What is most disconcerting about pasta salad is that it is appealing in theory: a fun and carefree “throw it all in” dish, a commendable use of leftovers. Here is Sunday’s fusilli, here are Saturday’s vegetables, all we need do now is prepare a jazzy vinaigrette and chuck on Parmesan.
Media types on the East Coast of the United States have declared 2023 “pasta salad summer”. It is a sweeping generalisation. On TikTok, though, the statement holds fast, at least over there in the land of corn syrup and questionable farming. Vox magazine writes that prominent food influencers have been stirring up infatuation with various preparations. It’s “nostalgia mixed with aesthetics,” apparently, “a classic summer dish that can be remade into a colourful wonder.”

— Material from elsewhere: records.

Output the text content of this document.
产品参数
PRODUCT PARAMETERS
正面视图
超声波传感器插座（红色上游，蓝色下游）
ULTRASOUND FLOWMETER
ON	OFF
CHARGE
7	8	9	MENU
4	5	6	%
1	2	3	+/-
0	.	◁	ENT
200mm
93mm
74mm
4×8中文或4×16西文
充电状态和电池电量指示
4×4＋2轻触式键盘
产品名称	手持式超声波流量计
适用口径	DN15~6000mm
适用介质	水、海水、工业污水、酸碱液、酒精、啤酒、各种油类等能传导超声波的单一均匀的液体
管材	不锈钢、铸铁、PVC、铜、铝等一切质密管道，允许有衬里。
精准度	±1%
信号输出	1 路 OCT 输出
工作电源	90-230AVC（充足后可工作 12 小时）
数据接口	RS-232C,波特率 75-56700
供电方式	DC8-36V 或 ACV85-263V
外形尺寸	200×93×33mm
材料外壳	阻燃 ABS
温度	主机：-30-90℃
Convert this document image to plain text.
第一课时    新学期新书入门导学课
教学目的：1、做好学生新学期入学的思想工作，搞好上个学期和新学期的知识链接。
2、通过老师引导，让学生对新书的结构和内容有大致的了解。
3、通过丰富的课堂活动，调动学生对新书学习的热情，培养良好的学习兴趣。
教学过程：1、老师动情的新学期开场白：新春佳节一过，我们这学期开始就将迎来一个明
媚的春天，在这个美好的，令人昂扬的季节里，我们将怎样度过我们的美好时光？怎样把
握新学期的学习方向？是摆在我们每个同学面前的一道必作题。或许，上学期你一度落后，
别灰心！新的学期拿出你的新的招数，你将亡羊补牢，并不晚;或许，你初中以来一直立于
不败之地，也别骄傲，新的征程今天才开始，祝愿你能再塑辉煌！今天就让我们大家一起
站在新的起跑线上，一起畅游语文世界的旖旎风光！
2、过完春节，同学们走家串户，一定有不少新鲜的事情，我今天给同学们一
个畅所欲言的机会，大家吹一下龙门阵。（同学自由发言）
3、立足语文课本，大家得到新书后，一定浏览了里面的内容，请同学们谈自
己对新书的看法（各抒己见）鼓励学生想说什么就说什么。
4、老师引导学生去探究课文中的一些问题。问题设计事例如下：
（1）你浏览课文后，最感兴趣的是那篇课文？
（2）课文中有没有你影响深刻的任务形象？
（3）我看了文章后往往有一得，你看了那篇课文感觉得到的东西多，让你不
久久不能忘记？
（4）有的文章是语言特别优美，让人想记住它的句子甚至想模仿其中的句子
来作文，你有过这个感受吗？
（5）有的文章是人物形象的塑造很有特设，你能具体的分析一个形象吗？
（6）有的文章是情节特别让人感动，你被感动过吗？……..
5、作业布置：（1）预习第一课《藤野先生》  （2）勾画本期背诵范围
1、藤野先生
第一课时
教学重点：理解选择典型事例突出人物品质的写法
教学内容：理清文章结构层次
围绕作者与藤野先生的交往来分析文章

Meanwhile, author Alison Roman, in London for a book launch not so long ago — the chocolate pudding was sublime, by the way — recently folded one of her illustrious recipes into the mix. Then came a pasta salad segment on Good Morning America, before the real clincher: a food tweet from the New York Times. That settles it: pasta salad is an American missile about to hit a British picnic.
But look: pasta salad is admirable by design but ailing in practice. Oh, you might see combinations such as farfalle with mozzarella balls, thin, fatty notes of bacon, all manner of herbaceous leaves and bright red tomatoes. But knock that up, sit down, and witness the basil sagging, the cold tomatoes roaming wetly against hardening pasta (which, by the way, is longing, just longing for a proper sauce) and the mayonnaise, no doubt involved in some capacity, swirling about the place while pondering its existence.
Consider pasta salad’s postulation. The fact is, I’m not even sure most constitute the term “salad” at all. Those that look like they’re worth eating are merely pasta dishes served cold. The concept is defunct. And so I vehemently reject the very notion of “pasta salad”. Why do we want cold pasta anyway? Pasta is supposed to be hot or warm, and just because we’re now in the mighty throes of summertime doesn’t mean we need to eat exclusively refrigerated foods. Are we but penguins?
We in Britain might be excellent at picnics. Look at our sausage rolls. But pasta salad is a saggy state of affairs
In any case, over here, pasta salad is less a rhythm or sultry interlude, it is plastic containers filled with cheap olives and penne. I’ve been dismissive of American gastronomy enough. If I don’t enjoy it, I at least appreciate their infallible pride.
Because in the UK, in part thanks to M&S, the non-thinker’s answer to Waitrose, our pasta salad culture is found utterly wanting. Slippery, slippery pasta (when overcooked) or hard lumps of wheat (when underdone), and either way soggy or dry against pieces of red onion (probably) and a failing lubricant. Sun-dried tomatoes had their day in the sun much too long ago; cucumbers never survive longer than half an hour chopped and flung; olive oil and balsamic vinegar only ever seem harsh when splattered against nodules of sorry looking cheese.
We in Britain may be excellent at picnics. Look at our sausage rolls, pay tribute to the endearing way we welcomed hummus into our lives all those years ago. And we’re tremendous at buffets too, another platform for the dish in question. But any which way, pasta salad is a saggy state of affairs, an unforgiving medley of overzealous tang and austerity. If you want a salad, have a salad. If you want pasta, cook.